Expert Solution Preview
Urinary obstruction is a condition characterized by a blockage or narrowing in the urinary system, leading to impaired urine flow. The case study presented involves a 57-year-old patient who presented with urinary hesitancy and a decrease in the force of his urinary stream. The patient’s physical examination revealed an enlarged, bulky, and soft prostate. Various diagnostic tests were conducted to confirm the diagnosis of urinary outlet obstruction secondary to benign prostatic hypertrophy (BPH). The patient was subsequently treated with transurethral resection of the prostate (TURP) and achieved a favorable postoperative outcome. In this response, we will address the critical thinking questions related to the case study.
1. Does BPH predispose this patient to cancer?
Benign prostatic hypertrophy (BPH) itself does not directly predispose the patient to prostate cancer. However, the presence of BPH may complicate the diagnosis and management of prostate cancer. Both BPH and prostate cancer can coexist, and the symptoms of BPH may mask the presence of prostate cancer. It is essential to monitor patients with BPH for the development of prostate cancer through regular prostate-specific antigen (PSA) screenings and digital rectal examinations.
2. Why are patients with BPH at increased risk for urinary tract infections?
Patients with BPH are at an increased risk for urinary tract infections (UTIs) due to the obstructive nature of the condition. The enlarged prostate can cause urine stasis and create an environment favorable for bacterial growth. Urine retention behind the obstruction provides a breeding ground for bacteria, leading to ascending infections in the urinary tract. Additionally, the incomplete emptying of the bladder associated with BPH can further contribute to UTIs.
3. What would you expect the patient’s PSA level to be after surgery?
Following transurethral resection of the prostate (TURP), a surgical procedure performed to alleviate urinary obstruction in BPH, the patient’s PSA level is expected to decrease. Benign prostatic hypertrophy causes an elevation in PSA levels; therefore, surgical intervention to remove the obstructive prostate tissue would result in a reduction in PSA levels.

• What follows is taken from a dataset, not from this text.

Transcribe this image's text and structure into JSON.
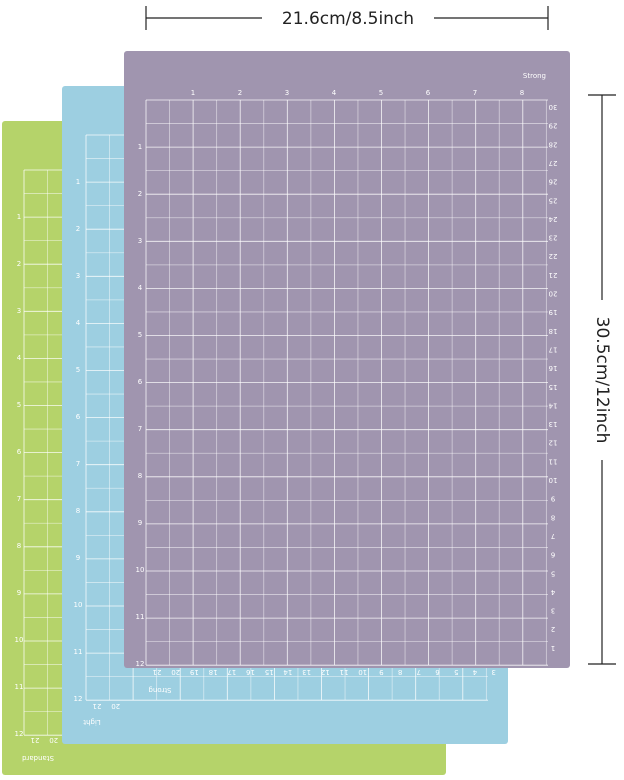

Regular monitoring of PSA levels post-surgery is necessary to detect any significant changes that may indicate the presence of prostate cancer.
4. What are the recommended screening guidelines and treatment for BPH?

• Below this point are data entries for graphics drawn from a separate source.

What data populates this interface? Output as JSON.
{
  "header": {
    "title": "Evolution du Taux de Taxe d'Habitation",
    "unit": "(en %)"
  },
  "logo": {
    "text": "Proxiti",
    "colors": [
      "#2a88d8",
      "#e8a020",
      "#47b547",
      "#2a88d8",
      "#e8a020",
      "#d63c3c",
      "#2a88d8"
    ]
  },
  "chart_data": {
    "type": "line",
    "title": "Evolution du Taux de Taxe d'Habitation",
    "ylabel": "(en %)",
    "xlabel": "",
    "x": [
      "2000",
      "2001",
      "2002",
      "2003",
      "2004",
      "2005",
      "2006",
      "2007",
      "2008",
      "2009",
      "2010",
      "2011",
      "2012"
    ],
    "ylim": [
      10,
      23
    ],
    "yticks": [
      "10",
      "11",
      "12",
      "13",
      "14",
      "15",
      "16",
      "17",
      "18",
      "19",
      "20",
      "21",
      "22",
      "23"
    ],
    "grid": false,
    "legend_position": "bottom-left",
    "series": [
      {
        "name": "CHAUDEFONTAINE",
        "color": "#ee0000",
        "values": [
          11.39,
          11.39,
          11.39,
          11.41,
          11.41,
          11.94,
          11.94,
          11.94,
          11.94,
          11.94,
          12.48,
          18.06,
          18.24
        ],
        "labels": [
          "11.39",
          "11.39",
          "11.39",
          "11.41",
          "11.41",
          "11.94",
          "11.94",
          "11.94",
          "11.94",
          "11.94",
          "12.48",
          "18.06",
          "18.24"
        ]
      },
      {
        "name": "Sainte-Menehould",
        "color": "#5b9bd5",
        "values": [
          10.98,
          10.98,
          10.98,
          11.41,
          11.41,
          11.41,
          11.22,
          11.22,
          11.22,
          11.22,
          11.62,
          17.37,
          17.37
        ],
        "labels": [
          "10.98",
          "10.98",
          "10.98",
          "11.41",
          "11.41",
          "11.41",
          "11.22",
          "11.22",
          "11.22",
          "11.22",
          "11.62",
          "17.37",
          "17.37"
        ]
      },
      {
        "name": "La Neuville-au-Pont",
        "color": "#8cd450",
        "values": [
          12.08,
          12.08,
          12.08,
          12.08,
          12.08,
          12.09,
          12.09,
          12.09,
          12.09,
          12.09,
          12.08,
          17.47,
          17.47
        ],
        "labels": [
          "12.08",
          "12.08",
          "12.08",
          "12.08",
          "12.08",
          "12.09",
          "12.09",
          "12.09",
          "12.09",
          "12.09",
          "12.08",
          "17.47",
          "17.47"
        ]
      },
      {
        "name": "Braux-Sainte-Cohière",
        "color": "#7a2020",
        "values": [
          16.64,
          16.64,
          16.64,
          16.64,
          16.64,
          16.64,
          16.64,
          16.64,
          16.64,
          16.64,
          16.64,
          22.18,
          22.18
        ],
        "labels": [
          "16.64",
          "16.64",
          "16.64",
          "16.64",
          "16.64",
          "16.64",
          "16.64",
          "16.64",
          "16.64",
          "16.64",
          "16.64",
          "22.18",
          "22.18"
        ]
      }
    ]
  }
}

The recommended screening guidelines for BPH involve regular check-ups and discussions about urinary symptoms, followed by a thorough physical examination and medical history review. Prostate-specific antigen (PSA) blood tests and digital rectal examinations are commonly used to assess prostate health. Treatment options for BPH include watchful waiting, lifestyle modifications, medication therapy (alpha-blockers, 5-alpha reductase inhibitors), minimally invasive procedures (transurethral microwave thermotherapy, laser therapy), and surgical interventions (transurethral resection of the prostate, open prostatectomy) depending on the severity of symptoms and patient preferences.
5. What are some alternative treatments / natural homeopathic options for treatment?
Alternative treatments and natural homeopathic options for BPH include herbal remedies such as saw palmetto, pygeum africanum, stinging nettle, and beta-sitosterol. Some studies suggest that these substances may have modest benefits in reducing urinary symptoms associated with BPH. However, it is important to note that the evidence regarding their efficacy is inconclusive, and patients should consult with their healthcare provider before starting any alternative treatment. These remedies should not replace or delay appropriate medical evaluation or prescribed treatments for BPH.